Ter poucos amigos próximos nem sempre significa falta de interesse em relacionamentos. Em alguns casos, o afastamento pode estar ligado a um padrão de comportamento conhecido na psicologia como hiperindependência, que significa pessoas que aprenderam desde cedo a cuidar de si mesmas.
A independência, nesse caso, deixa de ser apenas uma qualidade e passa a funcionar também como uma espécie de escudo. Quando alguém cresce em um ambiente no qual o apoio é inconsistente, insuficiente ou pouco disponível, pode aprender que depender dos outros traz frustração, demora ou até sofrimento.

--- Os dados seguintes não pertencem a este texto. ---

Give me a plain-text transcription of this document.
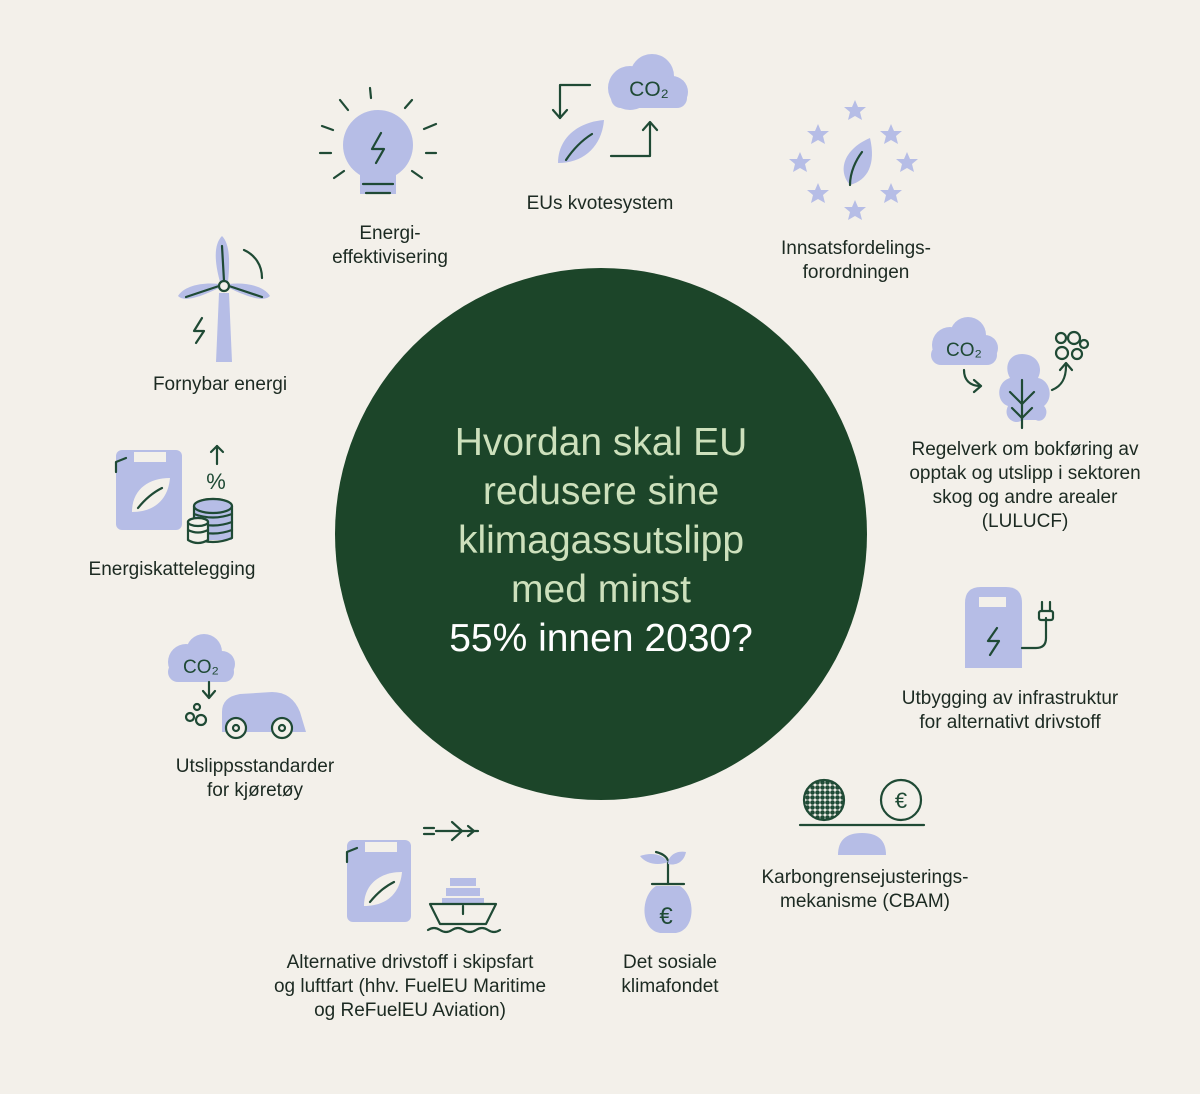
CO₂
CO₂
€
€
CO₂
%
Hvordan skal EU
redusere sine
klimagassutslipp
med minst
55% innen 2030?
EUs kvotesystem
Innsatsfordelings-
forordningen
Regelverk om bokføring av
opptak og utslipp i sektoren
skog og andre arealer
(LULUCF)
Utbygging av infrastruktur
for alternativt drivstoff
Karbongrensejusterings-
mekanisme (CBAM)
Det sosiale
klimafondet
Alternative drivstoff i skipsfart
og luftfart (hhv. FuelEU Maritime
og ReFuelEU Aviation)
Utslippsstandarder
for kjøretøy
Energiskattelegging
Fornybar energi
Energi-
effektivisering
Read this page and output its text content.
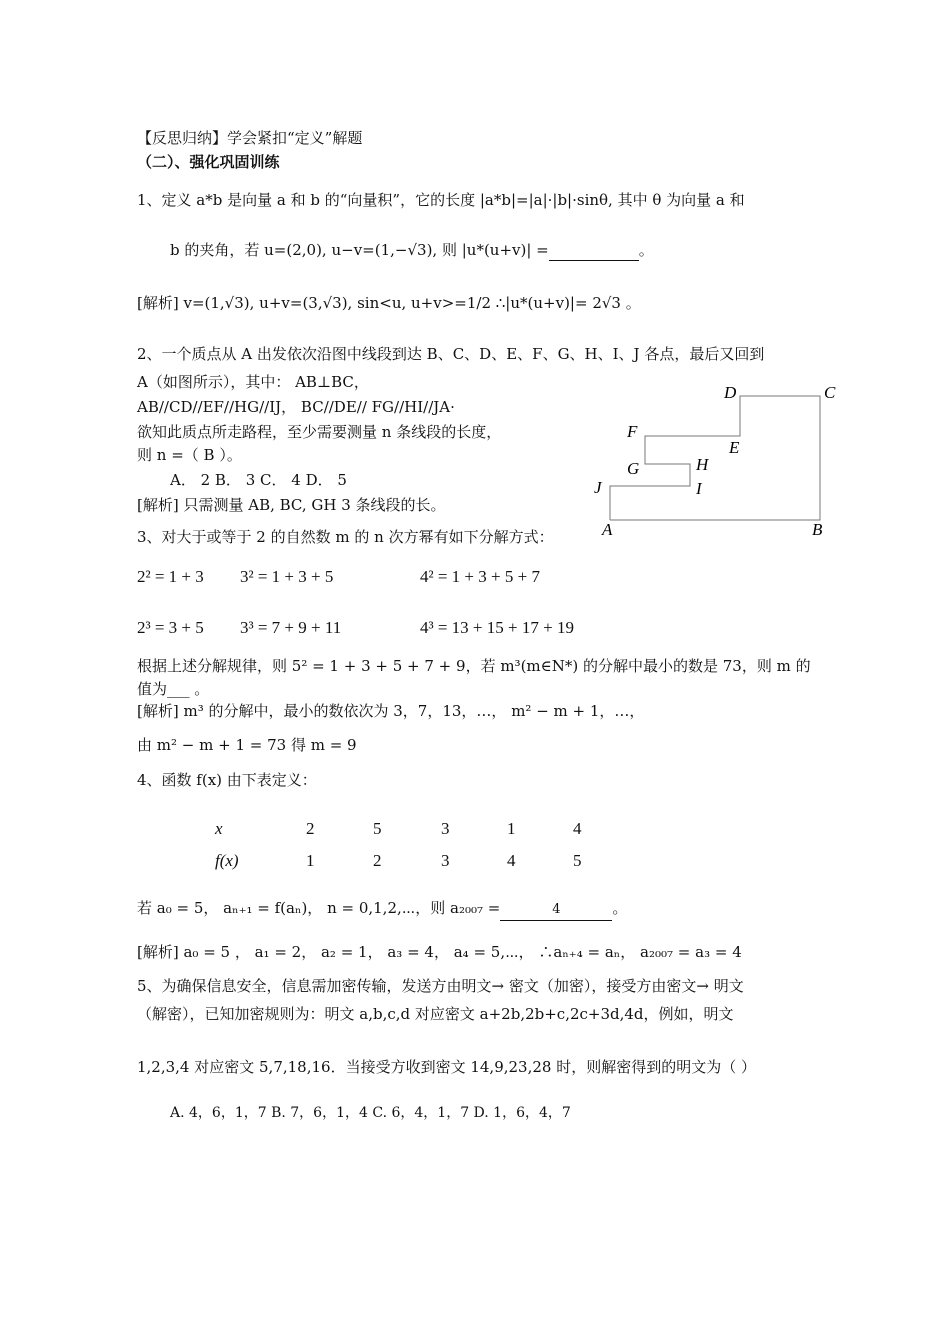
【反思归纳】学会紧扣“定义”解题
（二）、强化巩固训练
1、定义 a*b 是向量 a 和 b 的“向量积”，它的长度 |a*b|=|a|·|b|·sinθ, 其中 θ 为向量 a 和
b 的夹角，若 u=(2,0), u−v=(1,−√3), 则 |u*(u+v)| =	。
[解析] v=(1,√3), u+v=(3,√3), sin<u, u+v>=1/2 ∴|u*(u+v)|= 2√3 。
2、一个质点从 A 出发依次沿图中线段到达 B、C、D、E、F、G、H、I、J 各点，最后又回到
A（如图所示），其中： AB⊥BC，
AB//CD//EF//HG//IJ， BC//DE// FG//HI//JA·
欲知此质点所走路程，至少需要测量 n 条线段的长度，
则 n =（ B ）。
A． 2 B． 3 C． 4 D． 5
[解析] 只需测量 AB, BC, GH 3 条线段的长。
A	B
C
D
E
F
G	H
I
J
3、对大于或等于 2 的自然数 m 的 n 次方幂有如下分解方式：
2² = 1 + 3 3² = 1 + 3 + 5	4² = 1 + 3 + 5 + 7
2³ = 3 + 5 3³ = 7 + 9 + 11	4³ = 13 + 15 + 17 + 19
根据上述分解规律，则 5² = 1 + 3 + 5 + 7 + 9，若 m³(m∈N*) 的分解中最小的数是 73，则 m 的
值为___ 。
[解析] m³ 的分解中，最小的数依次为 3，7，13，…， m² − m + 1，…，
由 m² − m + 1 = 73 得 m = 9
4、函数 f(x) 由下表定义：
x	2	5	3	1	4
f(x)	1	2	3	4	5
若 a₀ = 5， aₙ₊₁ = f(aₙ)， n = 0,1,2,⋯，则 a₂₀₀₇ =	4	。
[解析] a₀ = 5 ， a₁ = 2， a₂ = 1， a₃ = 4， a₄ = 5,⋯， ∴aₙ₊₄ = aₙ， a₂₀₀₇ = a₃ = 4
5、为确保信息安全，信息需加密传输，发送方由明文→ 密文（加密），接受方由密文→ 明文
（解密），已知加密规则为：明文 a,b,c,d 对应密文 a+2b,2b+c,2c+3d,4d，例如，明文
1,2,3,4 对应密文 5,7,18,16．当接受方收到密文 14,9,23,28 时，则解密得到的明文为（ ）
A. 4，6，1，7 B. 7，6，1，4 C. 6，4，1，7 D. 1，6，4，7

Na novela das nove ‘Quem Ama Cuida’, Elenice (Mariana Sena) pode ser relacionada a esse comportamento. Depois de se casar com o agressivo Tom (Allan Souza Lima), a jovem acabou se isolando cada vez mais.
Ela conseguiu afastar até mesmo Adriana (Letícia Colin), que era sua melhor amiga, e não construiu novas amizades nesse período. Quanto mais Elenice se fecha, mais perde o contato com pessoas que poderiam oferecer apoio.
Vale lembrar que a personagem ilustra como o isolamento e a dificuldade de aceitar ajuda podem funcionar como mecanismos de proteção emocional. Veja abaixo as características de pessoas que se enquadram no assunto proposto.
Quando uma pessoa cresce acreditando que precisa resolver tudo sozinha, pedir ajuda pode parecer desnecessário ou até incômodo. Ela aprende a se autogerenciar porque essa foi a maneira encontrada para lidar com as dificuldades.
Uma característica curiosa é que essas pessoas podem surgir imediatamente quando alguém precisa delas. Em uma emergência, sabem exatamente o que fazer.
O problema aparece nos momentos banais. Elas nem sempre conseguem manter contato, marcar um encontro, conversar sem um motivo específico ou simplesmente compartilhar pequenas coisas da rotina.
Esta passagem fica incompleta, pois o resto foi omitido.